Which defines all the values rapier needs to initialize our rigid bodies. I opted to use an external configuration file so that we can change the setup of the bodies in runtime, without recompiling the program. Once our bodies our spawned, we create a system called gravity_update() which is tad long, but queries our bodies (using Bevy's ECS), gets the unique combinations of bodies using the built in iter_combinations_mut::<2>() (practically the n choose k combinatorial) and applys the force calculated by the gravitational_force() function

pub fn gravitational_force(
    mass1: f32,
    mass2: f32,
    position1: Vector2<f32>,
    position2: Vector2<f32>,
) -> Vector2<f32> {
    let r = position2 - position1;
    let direction = r.norm();
    let f_mag = 1000.0 * ((mass1 * mass2) / direction.powi(2));
    r.normalize() * f_mag
}

Which calculates the force vector on body 1 in reference to body 2, adapted from Newton's Gravitational Law. The gravity_update() function also updates our SimulationState struct, contained inside SimulationService struct which gets used with our gRPC server. (No, that's not the real gravitational constant)

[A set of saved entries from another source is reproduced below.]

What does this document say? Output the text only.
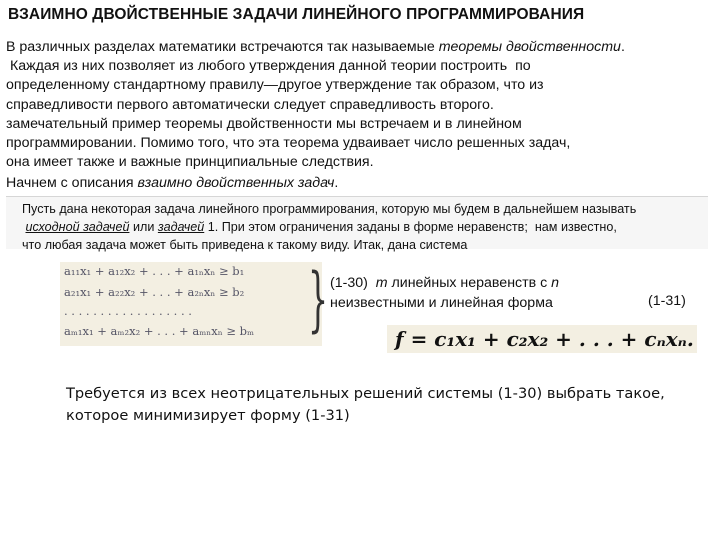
ВЗАИМНО ДВОЙСТВЕННЫЕ ЗАДАЧИ ЛИНЕЙНОГО ПРОГРАММИРОВАНИЯ
В различных разделах математики встречаются так называемые теоремы двойственности.
Каждая из них позволяет из любого утверждения данной теории построить  по
определенному стандартному правилу—другое утверждение так образом, что из
справедливости первого автоматически следует справедливость второго.
замечательный пример теоремы двойственности мы встречаем и в линейном
программировании. Помимо того, что эта теорема удваивает число решенных задач,
она имеет также и важные принципиальные следствия.
Начнем с описания взаимно двойственных задач.
Пусть дана некоторая задача линейного программирования, которую мы будем в дальнейшем называть
исходной задачей или задачей 1. При этом ограничения заданы в форме неравенств;  нам известно,
что любая задача может быть приведена к такому виду. Итак, дана система
a₁₁x₁ + a₁₂x₂ + . . . + a₁ₙxₙ ≥ b₁
a₂₁x₁ + a₂₂x₂ + . . . + a₂ₙxₙ ≥ b₂
. . . . . . . . . . . . . . . . . .
aₘ₁x₁ + aₘ₂x₂ + . . . + aₘₙxₙ ≥ bₘ } (1-30)  m линейных неравенств с n
неизвестными и линейная форма	(1-31)
f = c₁x₁ + c₂x₂ + . . . + cₙxₙ.
Требуется из всех неотрицательных решений системы (1-30) выбрать такое,
которое минимизирует форму (1-31)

Before moving on to the server, I'd like to highlight a small debugging system I wrote up so that I could vizualize the direction of the bodies.

pub fn setup_vectors(mut commands: Commands, query_bodies: Query<&Transform>) {
    for _ in query_bodies.iter() {
        let line = shapes::Line(Vec2::ZERO, Vec2::new(0.0, 0.0));
        commands.spawn((
            ShapeBundle {
                path: GeometryBuilder::build_as(&line),
                ..default()
            },
            Stroke::new(Color::WHITE, 5.0), // Spawn in lines
        ));
    }
}

pub fn vector_update(query_body: Query<(&Transform, &Velocity)>, mut query_path: Query<&mut Path>) {
    for ((transform, velocity), mut path) in query_body.iter().zip(query_path.iter_mut()) {
        let center_of_mass = transform.translation.truncate();
        let vel = velocity.linvel;
        let new_line = shapes::Line(center_of_mass, center_of_mass + vel);
        *path = ShapePath::build_as(&new_line);
    }
}

Now, since the model will not be interested in all of the values that Rapier needs, we define a seperate BodyAttributes that our gRPC service uses. Here is the simulation.proto

syntax = "proto3";

package simulation;

service Sim {
  rpc Replies(SimReq) returns (SimResponse) {}
}

message SimReq{
  optional string bodyID = 1;
}

message Vec2D{
  float x = 1;
  float y = 2;
}
message BodyAttributes{
  Vec2D velocity = 1;
  Vec2D position = 2;
}
message SimResponse{
  repeated BodyAttributes bodies = 1;
}

We create the server as a startup system in the Bevy ECS, and add the tokio runtime as a resource to the Bevy up so that our server can handle requests as they come in asynchronously.

We can connect to it on localhost:50051 and get the velocity and position of our bodies.